Panwascam Delta Pawan Ketapang Ingatkan Peserta Pemilu Jangan Sampai Langgar Aturan

Ketua Panwascam Delta Pawan Kabupaten Ketapang Theo Bernadhi.[SUARAKALBAR.CO.ID/HO-Suaraketapang]

Ketapang (Suara Kalbar)- Seiring dengan mendekati tahapan kampanye Pemilu 2024 yang akan berlangsung pada 28 November 2023 hingga 10 Februari 2024, Panitia Pengawas Pemilu Kecamatan (Panwascam) Delta Pawan memberikan peringatan dan ajakan kepada para peserta pemilu di wilayah Kecamatan Delta Pawan untuk mematuhi aturan Pemilu dan menjaga netralitas. Theo Bernadhi, Ketua Panwascam Delta Pawan, menekankan agar semua pihak menaati aturan yang berlaku.

“Aturan terkait kampanye sudah jelas, baik tentang larangan maupun hal-hal yang diizinkan. Peserta pemilu dan tim kampanye harus mematuhi aturan ini,” ungkap Theo dalam keterangannya, Minggu (26/11/2023).

Theo menyatakan bahwa Panwascam, bersama Pengawas Kelurahan Desa (PKD) di seluruh Kecamatan Delta Pawan, akan turun langsung untuk mengawasi jalannya kampanye. Langkah ini diambil untuk mencegah pelanggaran aturan dan memastikan kampanye berjalan sesuai ketentuan yang telah diatur dalam UU 7 Tahun 2017 tentang pemilu, PKPU 15, dan PKPU 20 Tahun 2023 tentang kampanye pemilihan umum.

Beberapa larangan yang diingatkan oleh Theo antara lain berkampanye di rumah ibadah, menghina seseorang, agama, ras, suku, atau peserta pemilu lainnya, serta melibatkan pihak-pihak tertentu seperti ASN, Kades, Perangkat Desa, BPD, dan masyarakat yang tidak memiliki hak pilih.

Theo juga mengajak semua pihak terkait, termasuk TNI, Polri, ASN, Kepala Desa beserta perangkat desa, dan anggota BPD di wilayah Delta Pawan, untuk menjaga netralitas dan tidak terlibat dalam kampanye peserta pemilu atau berpolitik praktis.

“Pencegahan sudah dilakukan di wilayah Delta Pawan dengan rapat koordinasi dan sosialisasi melalui media sosial.
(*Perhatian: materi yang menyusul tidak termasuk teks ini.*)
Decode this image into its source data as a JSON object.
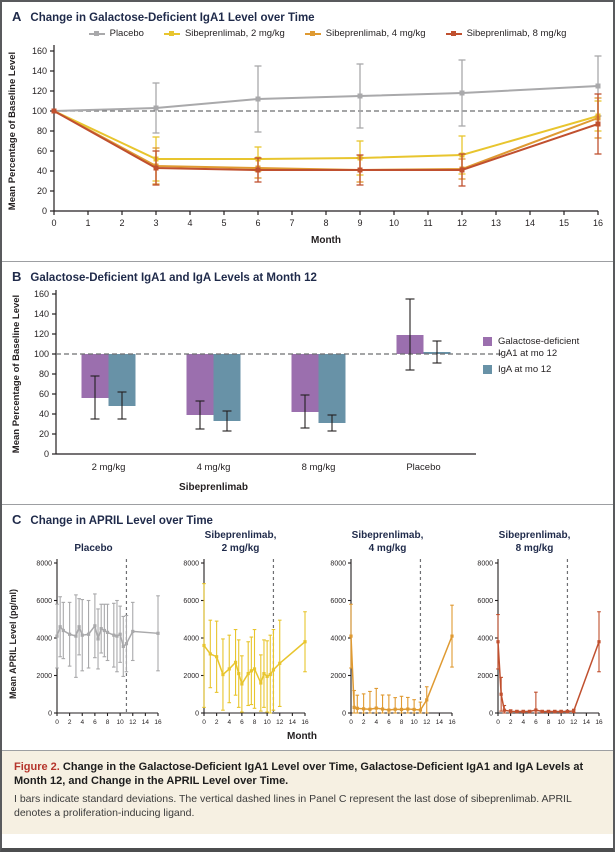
{
  "figure": {
    "caption": {
      "label": "Figure 2.",
      "title": "Change in the Galactose-Deficient IgA1 Level over Time, Galactose-Deficient IgA1 and IgA Levels at Month 12, and Change in the APRIL Level over Time.",
      "body": "I bars indicate standard deviations. The vertical dashed lines in Panel C represent the last dose of sibeprenlimab. APRIL denotes a proliferation-inducing ligand.",
      "label_color": "#b5342b",
      "background": "#f6f0e2"
    }
  },
  "panels": {
    "a": {
      "letter": "A",
      "title": "Change in Galactose-Deficient IgA1 Level over Time"
    },
    "b": {
      "letter": "B",
      "title": "Galactose-Deficient IgA1 and IgA Levels at Month 12"
    },
    "c": {
      "letter": "C",
      "title": "Change in APRIL Level over Time"
    }
  },
  "colors": {
    "placebo": "#a9a9ab",
    "sibeprenlimab_2mg": "#e8c52e",
    "sibeprenlimab_4mg": "#df9a32",
    "sibeprenlimab_8mg": "#c0502f",
    "gd_iga1_purple": "#9b6fae",
    "iga_blue": "#6892a7",
    "dashed_line": "#6e6f72",
    "axis": "#231f20"
  },
  "chart_data": [
    {
      "id": "panel-a",
      "type": "line",
      "title": "Change in Galactose-Deficient IgA1 Level over Time",
      "xlabel": "Month",
      "ylabel": "Mean Percentage of Baseline Level",
      "xlim": [
        0,
        16
      ],
      "ylim": [
        0,
        160
      ],
      "xticks": [
        0,
        1,
        2,
        3,
        4,
        5,
        6,
        7,
        8,
        9,
        10,
        11,
        12,
        13,
        14,
        15,
        16
      ],
      "yticks": [
        0,
        20,
        40,
        60,
        80,
        100,
        120,
        140,
        160
      ],
      "baseline_y": 100,
      "legend_position": "top",
      "series": [
        {
          "name": "Placebo",
          "color": "#a9a9ab",
          "x": [
            0,
            3,
            6,
            9,
            12,
            16
          ],
          "y": [
            100,
            103,
            112,
            115,
            118,
            125
          ],
          "err": [
            0,
            25,
            33,
            32,
            33,
            30
          ]
        },
        {
          "name": "Sibeprenlimab, 2 mg/kg",
          "color": "#e8c52e",
          "x": [
            0,
            3,
            6,
            9,
            12,
            16
          ],
          "y": [
            100,
            52,
            52,
            53,
            56,
            95
          ],
          "err": [
            0,
            22,
            12,
            17,
            19,
            15
          ]
        },
        {
          "name": "Sibeprenlimab, 4 mg/kg",
          "color": "#df9a32",
          "x": [
            0,
            3,
            6,
            9,
            12,
            16
          ],
          "y": [
            100,
            45,
            43,
            41,
            42,
            93
          ],
          "err": [
            0,
            18,
            10,
            12,
            10,
            20
          ]
        },
        {
          "name": "Sibeprenlimab, 8 mg/kg",
          "color": "#c0502f",
          "x": [
            0,
            3,
            6,
            9,
            12,
            16
          ],
          "y": [
            100,
            43,
            41,
            41,
            41,
            87
          ],
          "err": [
            0,
            17,
            12,
            15,
            16,
            30
          ]
        }
      ]
    },
    {
      "id": "panel-b",
      "type": "bar",
      "title": "Galactose-Deficient IgA1 and IgA Levels at Month 12",
      "ylabel": "Mean Percentage of Baseline Level",
      "ylim": [
        0,
        160
      ],
      "yticks": [
        0,
        20,
        40,
        60,
        80,
        100,
        120,
        140,
        160
      ],
      "baseline_y": 100,
      "categories": [
        "2 mg/kg",
        "4 mg/kg",
        "8 mg/kg",
        "Placebo"
      ],
      "group_label": "Sibeprenlimab",
      "legend_position": "right",
      "series": [
        {
          "name": "Galactose-deficient IgA1 at mo 12",
          "color": "#9b6fae",
          "values": [
            56,
            39,
            42,
            119
          ],
          "err_low": [
            35,
            25,
            26,
            84
          ],
          "err_high": [
            78,
            53,
            59,
            155
          ]
        },
        {
          "name": "IgA at mo 12",
          "color": "#6892a7",
          "values": [
            48,
            33,
            31,
            102
          ],
          "err_low": [
            35,
            23,
            23,
            91
          ],
          "err_high": [
            62,
            43,
            39,
            113
          ]
        }
      ]
    },
    {
      "id": "panel-c",
      "type": "line",
      "title": "Change in APRIL Level over Time",
      "xlabel": "Month",
      "ylabel": "Mean APRIL Level (pg/ml)",
      "xlim": [
        0,
        16
      ],
      "ylim": [
        0,
        8000
      ],
      "xticks": [
        0,
        2,
        4,
        6,
        8,
        10,
        12,
        14,
        16
      ],
      "yticks": [
        0,
        2000,
        4000,
        6000,
        8000
      ],
      "dashed_x": 11,
      "dashed_x_meaning": "last dose of sibeprenlimab",
      "subplots": [
        {
          "title_line1": "Placebo",
          "title_line2": "",
          "color": "#a9a9ab",
          "x": [
            0,
            0.5,
            1,
            2,
            3,
            3.5,
            4,
            5,
            6,
            6.5,
            7,
            7.5,
            8,
            9,
            9.5,
            10,
            10.5,
            11,
            12,
            16
          ],
          "y": [
            4100,
            4600,
            4400,
            4200,
            4100,
            4600,
            4150,
            4200,
            4650,
            3950,
            4500,
            4400,
            4300,
            4150,
            4100,
            4200,
            3550,
            3700,
            4350,
            4250
          ],
          "err": [
            1700,
            1600,
            1500,
            1700,
            2200,
            1500,
            1900,
            1800,
            1700,
            1600,
            1300,
            1400,
            1500,
            1700,
            1900,
            1500,
            1600,
            1500,
            1550,
            2000
          ]
        },
        {
          "title_line1": "Sibeprenlimab,",
          "title_line2": "2 mg/kg",
          "color": "#e8c52e",
          "x": [
            0,
            1,
            2,
            3,
            4,
            5,
            5.5,
            6,
            7,
            7.5,
            8,
            9,
            9.5,
            10,
            10.5,
            11,
            12,
            16
          ],
          "y": [
            3600,
            3150,
            3000,
            2050,
            2350,
            2700,
            2100,
            1550,
            2100,
            2250,
            2350,
            1600,
            2100,
            1950,
            2050,
            2300,
            2650,
            3800
          ],
          "err": [
            3300,
            1800,
            1900,
            1900,
            1800,
            1750,
            1800,
            1500,
            1700,
            1800,
            2100,
            1500,
            1800,
            1900,
            2100,
            2150,
            2300,
            1600
          ]
        },
        {
          "title_line1": "Sibeprenlimab,",
          "title_line2": "4 mg/kg",
          "color": "#df9a32",
          "x": [
            0,
            0.5,
            1,
            2,
            3,
            4,
            5,
            6,
            7,
            8,
            9,
            10,
            11,
            12,
            16
          ],
          "y": [
            4100,
            300,
            250,
            220,
            200,
            260,
            210,
            160,
            200,
            190,
            210,
            190,
            160,
            700,
            4100
          ],
          "err": [
            1700,
            900,
            700,
            800,
            950,
            1050,
            750,
            800,
            620,
            700,
            620,
            520,
            420,
            700,
            1650
          ]
        },
        {
          "title_line1": "Sibeprenlimab,",
          "title_line2": "8 mg/kg",
          "color": "#c0502f",
          "x": [
            0,
            0.5,
            1,
            2,
            3,
            4,
            5,
            6,
            7,
            8,
            9,
            10,
            11,
            12,
            16
          ],
          "y": [
            3800,
            1000,
            150,
            90,
            80,
            80,
            80,
            160,
            80,
            80,
            80,
            80,
            80,
            110,
            3800
          ],
          "err": [
            1450,
            900,
            250,
            80,
            60,
            60,
            60,
            950,
            60,
            60,
            60,
            60,
            60,
            90,
            1600
          ]
        }
      ]
    }
  ]
}
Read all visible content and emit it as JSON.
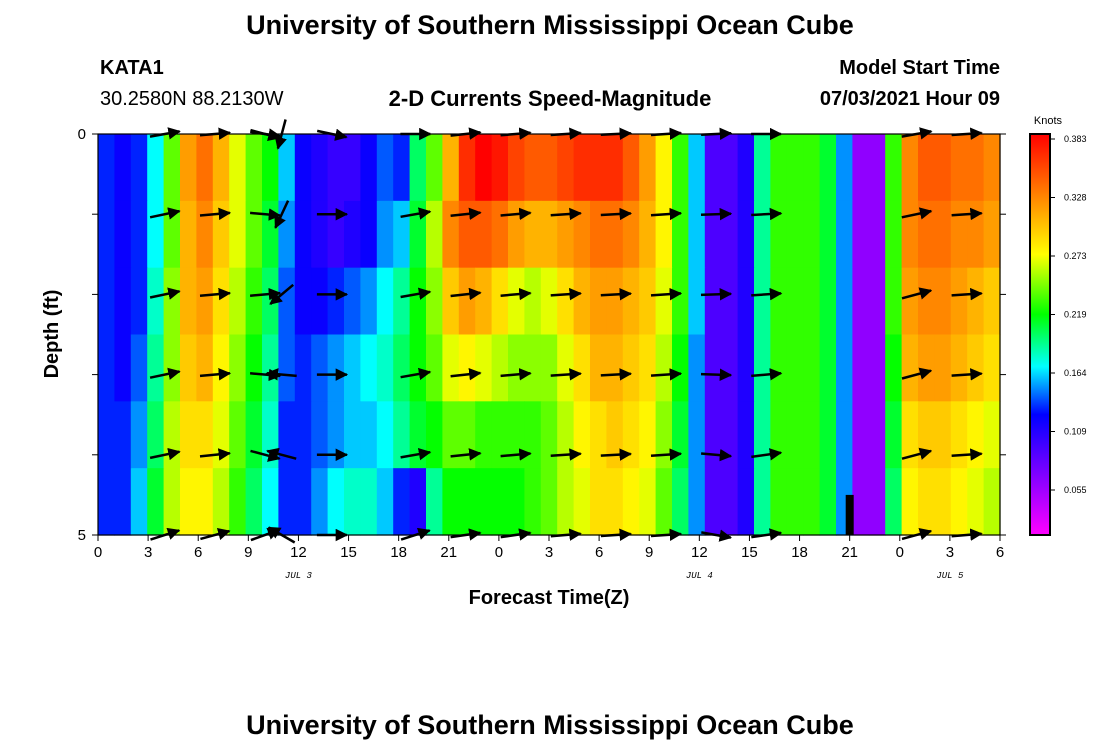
{
  "header": {
    "title_top": "University of Southern Mississippi Ocean Cube",
    "title_bottom": "University of Southern Mississippi Ocean Cube",
    "station_id": "KATA1",
    "station_coords": "30.2580N  88.2130W",
    "plot_title": "2-D Currents Speed-Magnitude",
    "model_start_label": "Model Start Time",
    "model_start_value": "07/03/2021 Hour 09"
  },
  "chart_data": {
    "type": "heatmap",
    "title": "2-D Currents Speed-Magnitude",
    "xlabel": "Forecast Time(Z)",
    "ylabel": "Depth (ft)",
    "x_tick_labels": [
      "0",
      "3",
      "6",
      "9",
      "12",
      "15",
      "18",
      "21",
      "0",
      "3",
      "6",
      "9",
      "12",
      "15",
      "18",
      "21",
      "0",
      "3",
      "6"
    ],
    "x_range_hours": [
      0,
      54
    ],
    "date_labels": [
      {
        "text": "JUL 3",
        "hour": 12
      },
      {
        "text": "JUL 4",
        "hour": 36
      },
      {
        "text": "JUL 5",
        "hour": 51
      }
    ],
    "y_tick_labels": [
      "0",
      "5"
    ],
    "ylim": [
      0,
      5
    ],
    "depth_rows": [
      0,
      1,
      2,
      3,
      4,
      5
    ],
    "colorbar": {
      "label": "Knots",
      "ticks": [
        "0.383",
        "0.328",
        "0.273",
        "0.219",
        "0.164",
        "0.109",
        "0.055"
      ],
      "range": [
        0.0,
        0.38
      ]
    },
    "speed_profile_by_column": [
      [
        0.12,
        0.11,
        0.12,
        0.16,
        0.23,
        0.31,
        0.33,
        0.3,
        0.26,
        0.23,
        0.21,
        0.15,
        0.11,
        0.1,
        0.09,
        0.09,
        0.11,
        0.13,
        0.12,
        0.19,
        0.23,
        0.3,
        0.36,
        0.38,
        0.37,
        0.35,
        0.34,
        0.34,
        0.35,
        0.36,
        0.36,
        0.36,
        0.34,
        0.31,
        0.27,
        0.22,
        0.15,
        0.08,
        0.08,
        0.1,
        0.18,
        0.22,
        0.22,
        0.22,
        0.2,
        0.14,
        0.05,
        0.05,
        0.22,
        0.32,
        0.34,
        0.34,
        0.33,
        0.33,
        0.32
      ],
      [
        0.12,
        0.11,
        0.12,
        0.16,
        0.23,
        0.3,
        0.32,
        0.29,
        0.26,
        0.23,
        0.2,
        0.14,
        0.11,
        0.1,
        0.09,
        0.1,
        0.11,
        0.14,
        0.15,
        0.2,
        0.25,
        0.32,
        0.34,
        0.34,
        0.33,
        0.31,
        0.3,
        0.3,
        0.31,
        0.32,
        0.33,
        0.33,
        0.32,
        0.3,
        0.27,
        0.22,
        0.15,
        0.08,
        0.08,
        0.1,
        0.18,
        0.22,
        0.22,
        0.22,
        0.2,
        0.14,
        0.05,
        0.05,
        0.22,
        0.32,
        0.33,
        0.33,
        0.32,
        0.32,
        0.31
      ],
      [
        0.12,
        0.11,
        0.12,
        0.17,
        0.24,
        0.3,
        0.31,
        0.28,
        0.25,
        0.22,
        0.19,
        0.13,
        0.11,
        0.11,
        0.12,
        0.13,
        0.14,
        0.16,
        0.18,
        0.21,
        0.24,
        0.29,
        0.31,
        0.3,
        0.28,
        0.26,
        0.25,
        0.26,
        0.28,
        0.3,
        0.31,
        0.31,
        0.3,
        0.29,
        0.26,
        0.22,
        0.15,
        0.08,
        0.08,
        0.1,
        0.18,
        0.22,
        0.22,
        0.22,
        0.2,
        0.14,
        0.05,
        0.05,
        0.22,
        0.31,
        0.32,
        0.32,
        0.31,
        0.3,
        0.29
      ],
      [
        0.12,
        0.11,
        0.13,
        0.18,
        0.24,
        0.29,
        0.3,
        0.27,
        0.24,
        0.21,
        0.18,
        0.13,
        0.12,
        0.13,
        0.14,
        0.15,
        0.16,
        0.17,
        0.19,
        0.21,
        0.23,
        0.26,
        0.27,
        0.26,
        0.25,
        0.24,
        0.24,
        0.24,
        0.26,
        0.28,
        0.3,
        0.3,
        0.29,
        0.28,
        0.25,
        0.21,
        0.14,
        0.08,
        0.08,
        0.1,
        0.18,
        0.22,
        0.22,
        0.22,
        0.2,
        0.14,
        0.05,
        0.05,
        0.21,
        0.3,
        0.31,
        0.31,
        0.3,
        0.29,
        0.28
      ],
      [
        0.12,
        0.12,
        0.14,
        0.19,
        0.25,
        0.28,
        0.28,
        0.26,
        0.23,
        0.2,
        0.17,
        0.12,
        0.12,
        0.13,
        0.14,
        0.15,
        0.15,
        0.16,
        0.18,
        0.2,
        0.21,
        0.23,
        0.23,
        0.22,
        0.22,
        0.22,
        0.22,
        0.23,
        0.25,
        0.27,
        0.28,
        0.29,
        0.28,
        0.27,
        0.24,
        0.2,
        0.14,
        0.08,
        0.08,
        0.1,
        0.18,
        0.22,
        0.22,
        0.22,
        0.2,
        0.14,
        0.05,
        0.05,
        0.2,
        0.28,
        0.29,
        0.29,
        0.28,
        0.27,
        0.26
      ],
      [
        0.12,
        0.12,
        0.15,
        0.2,
        0.25,
        0.27,
        0.27,
        0.25,
        0.22,
        0.19,
        0.16,
        0.12,
        0.12,
        0.14,
        0.16,
        0.17,
        0.17,
        0.15,
        0.12,
        0.1,
        0.18,
        0.21,
        0.21,
        0.21,
        0.21,
        0.21,
        0.22,
        0.23,
        0.25,
        0.26,
        0.28,
        0.28,
        0.27,
        0.26,
        0.23,
        0.19,
        0.14,
        0.08,
        0.08,
        0.1,
        0.18,
        0.22,
        0.22,
        0.22,
        0.2,
        0.14,
        0.05,
        0.05,
        0.19,
        0.27,
        0.28,
        0.28,
        0.27,
        0.26,
        0.25
      ]
    ],
    "vector_hours": [
      4,
      7,
      10,
      14,
      19,
      22,
      25,
      28,
      31,
      34,
      37,
      40,
      49,
      52
    ],
    "vector_angles_deg_by_depth": [
      [
        -10,
        -5,
        8,
        12,
        0,
        -6,
        -5,
        -4,
        -3,
        -4,
        -3,
        0,
        -10,
        -4
      ],
      [
        -12,
        -5,
        5,
        0,
        -10,
        -6,
        -5,
        -4,
        -3,
        -4,
        -2,
        -3,
        -12,
        -4
      ],
      [
        -12,
        -5,
        -5,
        0,
        -10,
        -6,
        -5,
        -4,
        -3,
        -4,
        -2,
        -4,
        -15,
        -4
      ],
      [
        -12,
        -5,
        5,
        0,
        -10,
        -6,
        -5,
        -4,
        -3,
        -4,
        2,
        -5,
        -15,
        -4
      ],
      [
        -12,
        -6,
        15,
        0,
        -10,
        -6,
        -5,
        -4,
        -3,
        -4,
        5,
        -8,
        -15,
        -4
      ],
      [
        -18,
        -15,
        -20,
        0,
        -18,
        -8,
        -8,
        -5,
        -4,
        -4,
        10,
        -8,
        -15,
        -5
      ]
    ],
    "extra_vectors": [
      {
        "hour": 11,
        "depth": 0,
        "angle_deg": 105
      },
      {
        "hour": 11,
        "depth": 1,
        "angle_deg": 115
      },
      {
        "hour": 11,
        "depth": 2,
        "angle_deg": 140
      },
      {
        "hour": 11,
        "depth": 3,
        "angle_deg": 185
      },
      {
        "hour": 11,
        "depth": 4,
        "angle_deg": 195
      },
      {
        "hour": 11,
        "depth": 5,
        "angle_deg": 210
      },
      {
        "hour": 10,
        "depth": 0,
        "angle_deg": 15
      }
    ],
    "marker": {
      "hour": 45,
      "depth_from": 4.5,
      "depth_to": 5
    }
  }
}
Jika ada pelanggaran netralitas, akan ada tindakan sesuai aturan dan sanksi yang berlaku,” tegasnya.

Theo berharap agar tahapan kampanye dapat berjalan lancar sesuai aturan, menciptakan pemilu berkualitas. Dia menekankan pentingnya keterlibatan masyarakat dalam menolak kampanye gelap dan melaporkan dugaan pelanggaran pemilu.

“Masyarakat dapat melaporkan dugaan pelanggaran ke Panwascam atau Kantor Bawaslu Ketapang. Keterlibatan aktif masyarakat sangat diperlukan untuk menciptakan pemilu yang adil dan bermartabat,” pungkasnya.